The Nation, America’s oldest weekly magazine and most widely read journal of opinion reported recently on the “new tools and new talent” that is infusing the Democratic Party and buttressing the progressive left.

It is fitting that when the article describes early instances of the online infrastructure progressives built and the flaws of the older generation technology we inherited, the article quotes Adam Mordecai who described Howard Dean’s the innovative websystem the nascent Advomatic built for Iowa.

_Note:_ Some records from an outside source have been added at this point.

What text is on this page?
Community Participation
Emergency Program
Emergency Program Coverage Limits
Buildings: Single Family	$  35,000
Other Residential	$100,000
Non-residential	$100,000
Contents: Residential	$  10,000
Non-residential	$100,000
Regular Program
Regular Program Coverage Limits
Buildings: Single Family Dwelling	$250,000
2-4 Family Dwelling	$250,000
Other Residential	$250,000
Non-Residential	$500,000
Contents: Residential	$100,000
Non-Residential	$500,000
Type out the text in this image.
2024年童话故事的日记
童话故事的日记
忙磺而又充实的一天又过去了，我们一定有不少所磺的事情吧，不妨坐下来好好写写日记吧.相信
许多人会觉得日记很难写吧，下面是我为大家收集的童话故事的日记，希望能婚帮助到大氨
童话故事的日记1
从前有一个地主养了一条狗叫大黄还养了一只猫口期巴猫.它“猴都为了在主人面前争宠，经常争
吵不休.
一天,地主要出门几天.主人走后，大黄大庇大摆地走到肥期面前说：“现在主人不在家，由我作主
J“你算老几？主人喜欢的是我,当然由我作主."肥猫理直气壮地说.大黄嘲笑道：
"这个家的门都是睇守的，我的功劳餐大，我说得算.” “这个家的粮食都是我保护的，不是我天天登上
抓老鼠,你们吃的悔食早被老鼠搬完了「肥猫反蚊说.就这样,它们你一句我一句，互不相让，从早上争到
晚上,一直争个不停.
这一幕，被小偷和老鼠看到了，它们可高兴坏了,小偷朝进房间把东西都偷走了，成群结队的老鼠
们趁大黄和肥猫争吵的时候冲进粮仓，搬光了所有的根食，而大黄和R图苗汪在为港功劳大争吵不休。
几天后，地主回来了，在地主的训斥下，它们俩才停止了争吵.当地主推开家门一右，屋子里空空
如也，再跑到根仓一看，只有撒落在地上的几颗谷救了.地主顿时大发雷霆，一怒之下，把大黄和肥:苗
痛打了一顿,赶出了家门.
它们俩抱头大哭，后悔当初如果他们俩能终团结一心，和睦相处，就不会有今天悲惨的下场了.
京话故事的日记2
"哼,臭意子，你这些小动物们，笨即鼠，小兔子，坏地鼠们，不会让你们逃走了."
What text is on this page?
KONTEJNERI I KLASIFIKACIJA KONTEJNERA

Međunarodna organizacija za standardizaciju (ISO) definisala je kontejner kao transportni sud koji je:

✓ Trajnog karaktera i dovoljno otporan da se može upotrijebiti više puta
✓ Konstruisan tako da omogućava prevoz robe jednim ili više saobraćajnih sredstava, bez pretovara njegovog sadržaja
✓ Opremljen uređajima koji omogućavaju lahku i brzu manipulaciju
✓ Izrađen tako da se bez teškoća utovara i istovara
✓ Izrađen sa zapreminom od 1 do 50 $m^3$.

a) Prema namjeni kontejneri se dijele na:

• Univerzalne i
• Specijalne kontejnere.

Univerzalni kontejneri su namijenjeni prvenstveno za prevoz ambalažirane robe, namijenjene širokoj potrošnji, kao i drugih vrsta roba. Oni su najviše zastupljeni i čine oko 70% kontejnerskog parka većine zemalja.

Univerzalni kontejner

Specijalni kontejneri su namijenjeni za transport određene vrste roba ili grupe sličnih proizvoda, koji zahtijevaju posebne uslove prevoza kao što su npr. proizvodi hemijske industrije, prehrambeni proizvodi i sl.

Adam Mordecai, a Dean staffer who helped run the Perfect Storm, described the problem as follows: “The one major issue that really foiled the perfect storm…was the completely dysfunctional voter-file system. The company we contracted the voter file to was way out of their league. Their system would crash perpetually, field organizers would be lucky if they could ever access the system to download lists and said lists were usually way out-of-date or incorrect because no one could get access to the system to update them. Iowans would get repeated calls from different volunteers within the same hour. It was a disaster. It alienated a lot of Iowans who were simply tired of hearing from Deaniacs over and over again.”

The custom volunteer interface website we built worked great, however the legacy database system which our site needed to synch with was broken.

Such are the flaws of a pre-semantic web universe. Reading about Dean’s online fatal flaw, namely how some of his properties were cutting edge and others so inadequate that they negated our goodness, it makes me proud of our successful database integration sites like TheMiddleClass.org.

Mother Jones Magazine reported on all of the companies that rose from the ashes of Dean’s internet magic including us at Advomatic.

Not to be lost in the conversation about early innovators online is the fact that more innovation is possible. Though not as much innovation has happened this cycle as 2004, more is possible. We at Advomatic will continue to push for broader integration of our creations.